A handful of studies published in the last 10 years suggest that free radicals may also contribute to chronic pain. Left unchecked, free radicals build up in the body and can further damage already-injured tissue.

An equally small number of studies, including those by Stephens, suggest that antioxidants may fight chronic pain by helping the body to break down free radicals.

4 Responses to Treating Pain With Antioxidants

  1. Christina P says:

    This is definitely something to keep an eye on. However, I would not rush out and swallow handsful of random anti-oxidants.

    CoQ10 is an anti-oxidant, and there have been positive studies of CoQ10 in the prevention of migraine. I was taking CoQ10 myself–until the Vitamin E study results came out. The Vitamin E study showed that people who had taken more than 400 IU of Vitamin E a day had a higher mortality than those who had taken 400 IU or less. Hmmm…

    You see, if you take too much anti-oxidant, it can reverse and become pro-oxidant. So–how much is too much? Well, here we go again with that pesky problem of unknowable and unmeasurable things happening inside the brain. Nitric oxide and free radicals (for those of you who took chemistry) do play a role in migraine, and anti-oxidants are free radical scavengers.

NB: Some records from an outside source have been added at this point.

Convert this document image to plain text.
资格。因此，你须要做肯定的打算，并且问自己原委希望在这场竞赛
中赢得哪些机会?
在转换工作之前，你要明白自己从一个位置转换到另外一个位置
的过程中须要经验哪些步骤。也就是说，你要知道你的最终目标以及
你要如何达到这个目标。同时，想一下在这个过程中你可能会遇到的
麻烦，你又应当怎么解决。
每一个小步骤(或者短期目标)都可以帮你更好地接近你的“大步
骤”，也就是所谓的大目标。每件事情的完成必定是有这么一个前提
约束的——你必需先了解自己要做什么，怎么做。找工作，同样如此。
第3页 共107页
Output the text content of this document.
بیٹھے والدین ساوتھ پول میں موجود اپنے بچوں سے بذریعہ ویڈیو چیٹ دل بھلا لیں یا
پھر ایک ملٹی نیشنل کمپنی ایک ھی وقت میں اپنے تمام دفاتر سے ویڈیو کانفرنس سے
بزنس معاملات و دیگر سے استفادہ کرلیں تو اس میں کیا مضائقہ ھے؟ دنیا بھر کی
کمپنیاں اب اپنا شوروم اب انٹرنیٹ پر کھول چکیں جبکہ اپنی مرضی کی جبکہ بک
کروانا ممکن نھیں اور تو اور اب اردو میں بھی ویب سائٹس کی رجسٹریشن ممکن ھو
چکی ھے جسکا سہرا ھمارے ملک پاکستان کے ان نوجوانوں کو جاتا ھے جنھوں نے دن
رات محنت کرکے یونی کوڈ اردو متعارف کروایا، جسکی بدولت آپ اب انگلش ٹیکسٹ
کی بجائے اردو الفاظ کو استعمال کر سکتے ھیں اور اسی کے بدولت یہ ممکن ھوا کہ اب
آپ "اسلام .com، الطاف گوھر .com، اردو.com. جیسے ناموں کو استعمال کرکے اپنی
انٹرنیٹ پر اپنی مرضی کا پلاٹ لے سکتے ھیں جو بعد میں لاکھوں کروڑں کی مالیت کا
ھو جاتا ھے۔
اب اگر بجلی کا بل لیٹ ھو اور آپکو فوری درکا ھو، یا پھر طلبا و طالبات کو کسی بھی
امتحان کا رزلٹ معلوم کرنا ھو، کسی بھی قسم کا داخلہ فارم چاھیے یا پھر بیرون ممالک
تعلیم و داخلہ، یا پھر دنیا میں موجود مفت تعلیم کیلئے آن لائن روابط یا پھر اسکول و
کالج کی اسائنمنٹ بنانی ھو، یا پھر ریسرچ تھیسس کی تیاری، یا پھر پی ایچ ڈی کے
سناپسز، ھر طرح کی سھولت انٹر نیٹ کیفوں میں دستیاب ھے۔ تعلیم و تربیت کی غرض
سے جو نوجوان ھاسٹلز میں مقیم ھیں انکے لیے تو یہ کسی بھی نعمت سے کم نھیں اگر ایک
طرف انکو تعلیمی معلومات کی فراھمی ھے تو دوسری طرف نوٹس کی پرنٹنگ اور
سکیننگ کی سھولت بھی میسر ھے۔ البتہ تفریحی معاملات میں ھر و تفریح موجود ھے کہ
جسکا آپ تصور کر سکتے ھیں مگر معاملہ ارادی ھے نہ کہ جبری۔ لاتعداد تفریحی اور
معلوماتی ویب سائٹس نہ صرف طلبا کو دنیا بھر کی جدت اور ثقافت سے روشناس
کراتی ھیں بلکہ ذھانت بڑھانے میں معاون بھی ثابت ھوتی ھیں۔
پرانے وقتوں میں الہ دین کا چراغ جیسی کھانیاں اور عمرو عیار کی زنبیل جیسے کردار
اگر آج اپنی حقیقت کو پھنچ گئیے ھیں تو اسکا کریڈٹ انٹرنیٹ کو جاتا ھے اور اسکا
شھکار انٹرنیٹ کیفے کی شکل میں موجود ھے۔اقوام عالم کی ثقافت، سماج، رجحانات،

So, there is a rationale here.

    But, we are a long way from knowing if anti-oxidants are equivalent in effect, how much is optimal, and how best to get them into what part of the brain.

    Now–we need to get more people convinced that migraine research is important enough to dump money into!

    ********
    Thanks for the terrific information. (As always.)

    K

  2. L says:

    You may not need supplements. Perhaps an anti-inflammatory diet would do as well.

    *********
    Thanks for the suggestion!

    K

  3. L says:

    Of course, many suspected migraine triggers have lots of anti-oxidants – tea, coffee, chocolate – to name a few.

  4. Lola says:

    Since high school, I have had mild reactions every time I Chinese food. It started with just an upset stomach-like feeling and in the past couple of years, turned into migraines. I associated it with MSG and a food sensitivity. 2 weeks ago, I began taking an antioxidant juice, Monavie, and 2 days ago a business associate catered lunch for us…chinese food. To my surprise, I had no reaction that day or the next when we ate leftovers. I completely attribute this to the healing properties of anyioxidants.